Production hardening
- Externalize PostgreSQL once you scale. For higher throughput or high availability, run PostgreSQL on a dedicated host or managed service rather than the bundled container, and switch to the
prodlikeoverlay so migrations run once in an init container rather than on every replica. - Observability. The compose setup includes an optional OpenTelemetry profile. Forward traces to Grafana Tempo, Jaeger, or similar by setting the OTEL backend endpoint, and scrape the Prometheus metrics endpoint.
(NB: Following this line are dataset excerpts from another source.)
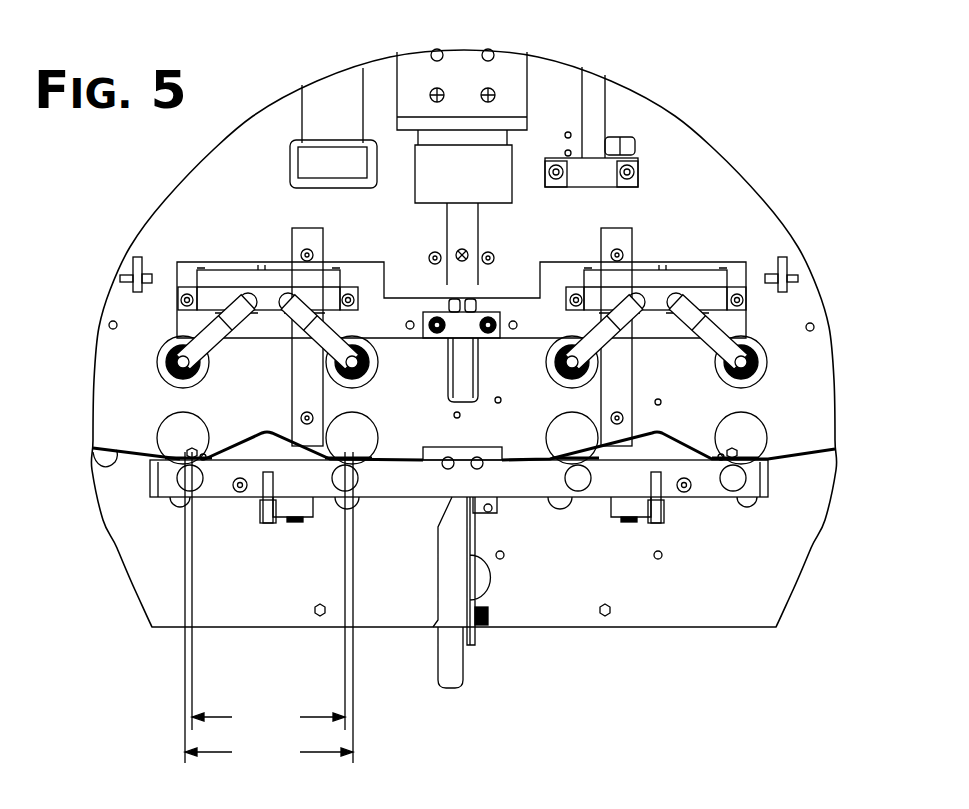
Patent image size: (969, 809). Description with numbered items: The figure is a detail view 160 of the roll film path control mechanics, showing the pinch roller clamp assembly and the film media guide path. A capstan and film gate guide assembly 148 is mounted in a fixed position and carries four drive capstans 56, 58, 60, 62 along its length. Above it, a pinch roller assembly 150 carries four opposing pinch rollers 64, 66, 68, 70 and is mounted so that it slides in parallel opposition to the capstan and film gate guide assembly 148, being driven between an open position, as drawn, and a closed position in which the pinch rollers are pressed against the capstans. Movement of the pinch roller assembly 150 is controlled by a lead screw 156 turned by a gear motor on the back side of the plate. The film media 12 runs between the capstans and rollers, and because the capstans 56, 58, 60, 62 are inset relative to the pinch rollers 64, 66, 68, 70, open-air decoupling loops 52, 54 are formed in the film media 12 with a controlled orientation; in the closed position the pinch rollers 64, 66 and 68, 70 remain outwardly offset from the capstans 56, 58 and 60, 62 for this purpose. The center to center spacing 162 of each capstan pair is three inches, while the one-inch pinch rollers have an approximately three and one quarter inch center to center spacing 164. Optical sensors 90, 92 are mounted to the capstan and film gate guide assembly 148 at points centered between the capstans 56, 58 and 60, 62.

The film media 12 is at (95, 463).
The decoupling loop 52 is at (258, 433).
The decoupling loop 54 is at (666, 446).
The drive capstan 56 is at (177, 494).
The drive capstan 58 is at (334, 487).
The drive capstan 60 is at (567, 489).
The drive capstan 62 is at (745, 498).
The pinch roller 64 is at (165, 420).
The pinch roller 66 is at (373, 417).
The pinch roller 68 is at (553, 420).
The pinch roller 70 is at (760, 420).
The optical sensor 90 is at (268, 488).
The optical sensor 92 is at (677, 498).
The capstan and film gate guide assembly 148 is at (389, 490).
The pinch roller assembly 150 is at (685, 260).
The lead screw 156 is at (477, 398).
The detail view 160 is at (688, 50).
The center to center spacing 162 is at (268, 591).
The center to center spacing 164 is at (269, 608).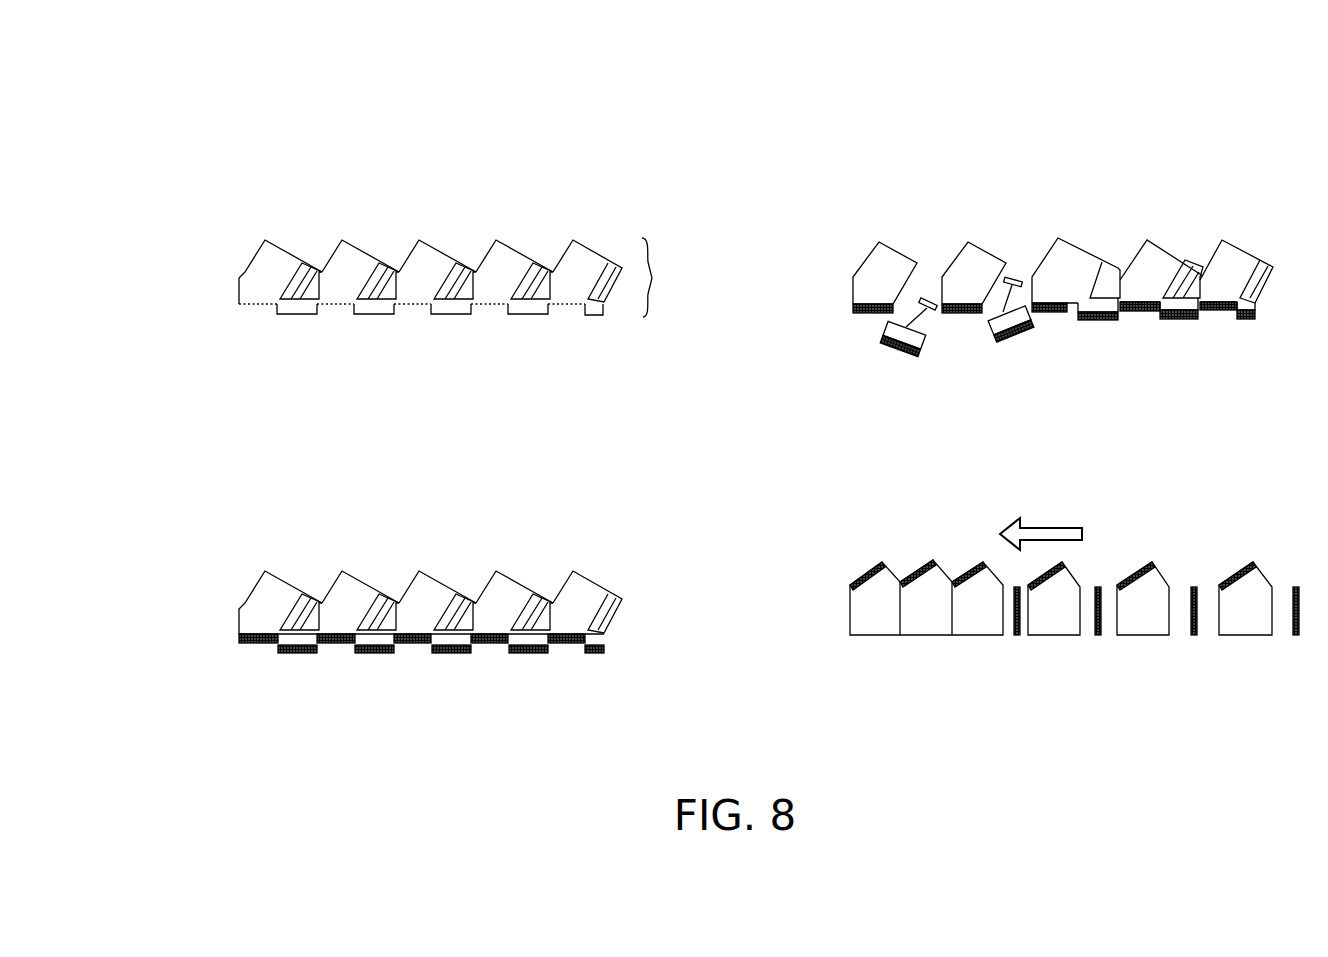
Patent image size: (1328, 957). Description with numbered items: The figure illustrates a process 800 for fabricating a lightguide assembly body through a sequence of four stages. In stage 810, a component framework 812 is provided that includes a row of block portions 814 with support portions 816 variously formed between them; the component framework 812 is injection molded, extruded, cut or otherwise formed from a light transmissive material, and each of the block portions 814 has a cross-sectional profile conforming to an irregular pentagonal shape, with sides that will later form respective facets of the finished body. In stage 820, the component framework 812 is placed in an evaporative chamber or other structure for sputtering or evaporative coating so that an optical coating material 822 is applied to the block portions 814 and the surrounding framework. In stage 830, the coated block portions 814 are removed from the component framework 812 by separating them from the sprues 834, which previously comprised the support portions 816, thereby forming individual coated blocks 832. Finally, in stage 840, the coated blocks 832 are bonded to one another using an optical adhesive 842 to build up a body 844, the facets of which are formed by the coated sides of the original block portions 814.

The process 800 is at (285, 112).
The stage 810 is at (181, 301).
The component framework 812 is at (657, 291).
The block portions 814 is at (610, 228).
The support portions 816 is at (548, 325).
The stage 820 is at (181, 634).
The optical coating material 822 is at (263, 652).
The stage 830 is at (793, 301).
The coated blocks 832 is at (897, 244).
The sprues 834 is at (930, 350).
The stage 840 is at (793, 634).
The optical adhesive 842 is at (1023, 643).
The body 844 is at (926, 641).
- Back up the database and the master key together. A database backup is useless without the master key that decrypts its secrets.
Backups
docker compose exec db pg_dump -U postgres zitadel > zitadel-$(date +%F).sqlStore the dump and the master key off the VPS. Automate the dump with cron.
Upgrading
For an existing database, do not use the combined init command on upgrade. Pull the new image and let the setup and runtime phases run separately, or use the start from setup path, then bring the stack back up:
docker compose --env-file .env \
-f docker-compose.yml \
-f docker-compose.mode-letsencrypt.yml \
pull
docker compose --env-file .env \
-f docker-compose.yml \
-f docker-compose.mode-letsencrypt.yml \
up -d --waitRead the release notes between major versions, since identity platforms occasionally ship breaking configuration changes.
Troubleshooting
- Login UI loads but fails to authenticate. The login container is not sharing the core service's network namespace or PAT file. Use the unmodified official compose files rather than hand rolling your own, which is the most common cause.
- Certificate not issued. DNS for your domain is not resolving to the VPS yet, or port 80 is blocked. Confirm both, then recreate the stack.
- Slow or failing logins under load. You are CPU bound on password hashing. Resize the VPS to more vCPUs.
- OIDC errors referencing the issuer. You are accessing Zitadel by IP instead of the configured domain. Always use the domain.
Wrap up
You now have a TLS protected, self hosted Zitadel instance on a RamNode VPS, with a securely stored master key, an external email relay for notifications, and your first OIDC application connected. From here you can layer in passkeys, enforce MFA policies per organization, and centralize authentication for everything else you host.